Ryan's Story by Pat Fero
After my son Casey died on July 4, 2005, I totally discontinued taking calls from families because I did not want parents to perceive that the future of their children with CFS might be this devastating.
However, a North Carolina mom, Lisa, did call me with condolences and questions about accessing better medical care for her son Ryan.
I want to tell you a bit about Ryan, a child I have been following since he was 12.
Ryan was a soccer player who suddenly became too ill to stand. He was in programs for gifted students and excelled in school. Ryan is now 15. Mom and Dad have covered the North Carolina MD's, taken this kid out of state, sought help through Senator Dole's office, and, after numerous complaints against the school district for lack of accommodations, decided to home school.
Ryan has severe dysautonomia. He also has a tic disorder that started after a reaction to a medication. Ryan has a diagnosis of CFS. He is very weak, cannot go to school, has trouble with numbers and reading and sometimes just gets "stuck." Lisa says that when Ryan is "stuck," he literally stops and does not talk. He cannot process information. He needs help to move.
Ryan is often too weak to use a regular wheel chair. Insurance is denying the motorized wheel chair prescribed by an MD, and fitted for Ryan by a medical supply company that originally had a work order *from* the insurance company to go to the home and fit a special chair. Why would that happen?
Once the company fit Ryan and the chair was made, the MD in charge dropped him as a patient. Another MD took over, a specialist, who signed off on the final order form and continues to advocate for the wheelchair. The insurance company sent a Physical Therapist to again determine medical necessity. Now, the medical supply company says that the insurance company is requiring more paperwork. I think that the family insurance company appears to have red flagged his medical care and is questioning everything. Ryan's wheelchair sits in a warehouse in Charlotte, North Carolina.

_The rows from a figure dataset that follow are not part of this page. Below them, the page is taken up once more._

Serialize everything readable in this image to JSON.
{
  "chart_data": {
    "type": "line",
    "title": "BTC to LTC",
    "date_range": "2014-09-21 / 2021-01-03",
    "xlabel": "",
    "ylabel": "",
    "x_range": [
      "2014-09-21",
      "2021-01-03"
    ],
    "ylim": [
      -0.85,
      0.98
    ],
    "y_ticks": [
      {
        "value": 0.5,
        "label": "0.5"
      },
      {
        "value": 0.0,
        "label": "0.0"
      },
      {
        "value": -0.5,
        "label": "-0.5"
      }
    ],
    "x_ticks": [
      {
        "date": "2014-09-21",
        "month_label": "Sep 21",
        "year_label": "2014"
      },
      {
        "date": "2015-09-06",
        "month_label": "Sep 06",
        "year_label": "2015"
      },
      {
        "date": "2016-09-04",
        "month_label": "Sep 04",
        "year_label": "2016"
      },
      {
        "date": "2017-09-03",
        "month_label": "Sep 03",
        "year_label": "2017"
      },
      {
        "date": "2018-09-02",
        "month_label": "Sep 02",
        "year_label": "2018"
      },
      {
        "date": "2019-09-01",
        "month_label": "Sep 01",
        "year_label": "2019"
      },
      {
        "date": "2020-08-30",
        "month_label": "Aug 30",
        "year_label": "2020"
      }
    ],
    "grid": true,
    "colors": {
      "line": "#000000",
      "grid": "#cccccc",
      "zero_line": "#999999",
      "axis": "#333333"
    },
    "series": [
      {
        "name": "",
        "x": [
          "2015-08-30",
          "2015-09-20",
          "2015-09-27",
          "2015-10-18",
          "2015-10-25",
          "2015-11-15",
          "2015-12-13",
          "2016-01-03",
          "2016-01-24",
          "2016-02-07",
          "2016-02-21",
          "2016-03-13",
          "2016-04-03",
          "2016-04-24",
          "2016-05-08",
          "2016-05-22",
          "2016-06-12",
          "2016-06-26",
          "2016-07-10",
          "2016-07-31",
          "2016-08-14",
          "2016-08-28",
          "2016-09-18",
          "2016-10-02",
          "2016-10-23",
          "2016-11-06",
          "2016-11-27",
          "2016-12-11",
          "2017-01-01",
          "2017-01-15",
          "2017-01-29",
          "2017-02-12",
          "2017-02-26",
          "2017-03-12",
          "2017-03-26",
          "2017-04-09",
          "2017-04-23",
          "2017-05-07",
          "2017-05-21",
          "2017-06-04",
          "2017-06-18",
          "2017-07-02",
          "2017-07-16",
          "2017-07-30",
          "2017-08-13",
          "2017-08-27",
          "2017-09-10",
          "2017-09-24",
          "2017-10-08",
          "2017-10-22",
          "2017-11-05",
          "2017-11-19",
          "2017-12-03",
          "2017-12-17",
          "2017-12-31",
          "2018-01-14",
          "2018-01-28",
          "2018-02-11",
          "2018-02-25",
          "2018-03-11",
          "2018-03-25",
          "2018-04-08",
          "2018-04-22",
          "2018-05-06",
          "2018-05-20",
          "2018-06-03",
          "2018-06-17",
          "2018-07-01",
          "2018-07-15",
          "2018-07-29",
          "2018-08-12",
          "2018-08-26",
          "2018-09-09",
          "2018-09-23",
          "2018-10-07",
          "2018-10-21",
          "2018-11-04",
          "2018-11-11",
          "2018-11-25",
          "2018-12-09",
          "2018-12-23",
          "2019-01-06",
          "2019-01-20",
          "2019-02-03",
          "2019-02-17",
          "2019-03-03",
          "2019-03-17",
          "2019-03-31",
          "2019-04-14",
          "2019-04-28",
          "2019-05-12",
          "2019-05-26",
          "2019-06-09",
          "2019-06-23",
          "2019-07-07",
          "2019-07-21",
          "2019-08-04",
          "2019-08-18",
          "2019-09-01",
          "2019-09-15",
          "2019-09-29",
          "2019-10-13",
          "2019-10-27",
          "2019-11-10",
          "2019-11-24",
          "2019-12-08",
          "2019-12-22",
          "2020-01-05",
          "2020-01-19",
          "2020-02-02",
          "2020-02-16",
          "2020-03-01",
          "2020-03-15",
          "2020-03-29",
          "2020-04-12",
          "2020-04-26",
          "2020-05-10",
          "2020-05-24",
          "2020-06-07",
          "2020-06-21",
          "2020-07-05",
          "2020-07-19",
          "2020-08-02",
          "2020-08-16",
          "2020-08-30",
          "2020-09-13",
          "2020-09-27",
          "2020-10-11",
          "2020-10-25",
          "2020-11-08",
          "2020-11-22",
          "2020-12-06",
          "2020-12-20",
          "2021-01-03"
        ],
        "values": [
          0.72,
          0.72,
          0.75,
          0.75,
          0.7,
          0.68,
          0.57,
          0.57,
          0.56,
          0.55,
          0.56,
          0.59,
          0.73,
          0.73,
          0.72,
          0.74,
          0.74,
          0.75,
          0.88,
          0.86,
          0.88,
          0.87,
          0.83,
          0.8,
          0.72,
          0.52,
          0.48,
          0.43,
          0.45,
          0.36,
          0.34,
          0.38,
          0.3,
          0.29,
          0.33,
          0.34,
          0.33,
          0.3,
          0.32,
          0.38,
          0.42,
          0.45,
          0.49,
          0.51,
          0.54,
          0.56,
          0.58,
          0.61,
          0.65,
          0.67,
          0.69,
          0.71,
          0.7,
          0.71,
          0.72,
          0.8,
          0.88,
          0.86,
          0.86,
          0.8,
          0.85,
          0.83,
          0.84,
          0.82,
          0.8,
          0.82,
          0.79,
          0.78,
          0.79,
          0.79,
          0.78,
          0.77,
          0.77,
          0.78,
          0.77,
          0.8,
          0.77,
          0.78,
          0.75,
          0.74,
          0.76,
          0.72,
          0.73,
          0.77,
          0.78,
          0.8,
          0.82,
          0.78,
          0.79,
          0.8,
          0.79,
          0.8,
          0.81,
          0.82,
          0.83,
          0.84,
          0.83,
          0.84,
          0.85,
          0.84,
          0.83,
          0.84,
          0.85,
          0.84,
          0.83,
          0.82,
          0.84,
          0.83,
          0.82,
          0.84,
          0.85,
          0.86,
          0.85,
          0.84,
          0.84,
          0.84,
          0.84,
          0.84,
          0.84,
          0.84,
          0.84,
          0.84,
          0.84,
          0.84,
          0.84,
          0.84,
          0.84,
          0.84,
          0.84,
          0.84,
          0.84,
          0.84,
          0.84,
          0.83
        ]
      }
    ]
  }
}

Ryan has not had a primary care MD since April. The mom and dad are right on the front line to get everything they can to help Ryan, but system and system has closed the door. Most recently, social services has an allegation against the parents, apparently from an MD. Lisa opened her home for the social worker, wanted an advocate there and a copy of the allegations (not the source, but nature). The county insists that they do not have to reveal the allegations and can, without a release, procure Ryan's medical records since birth.
Lisa and her husband Rod, with help from friends and family, have hired an attorney to deal with social services. I am sorry that the family has to go through this invasion, but I am not as concerned about this as I am about other issues. Lisa is a meticulous record keeper and being a social worker herself, she knows her way around the system.
What I am concerned about is the bias, almost reactionary behaviors, perpetrated on this family that started when Ryan got the CFS diagnosis. 4 years ago, I told Lisa to avoid the CFS diagnosis, as it would go poorly for Ryan. Now in 2007, the institutional bias over CFS has the family looking at what I consider medical malpractice and discrimination based on illness. This is familiar to all of us.
Two things are important right now. Would you go to the website that Lisa just set up, take a look, and then e-mail Lisa words of encouragement? A show of support says, HEY, we are watching this storm! Furthermore, Lisa is well and CAN speak for the attempts to make Ryan disappear because she has all the documentation one could ask for to make her case. I think, with support, Ryan's story could help all of us. Lisa tells me that no one should have to endure what her family has for the last 4 years. http://parentsagainstmedicalabuse.com/
Secondly, Ryan needs to get his wheel chair. Lisa might be open to some sort of insurance company action or a petition to tell this nationally known company that it might be in their best interests to pay for the chair. It is just plain stupid to have the equipment sitting in a warehouse when it was designed specifically for Ryan. I am not able at this time to spend more hours working with the family, and my expertise is limited. However, a combined effort from people with CFS who understand these issues would be most appreciated.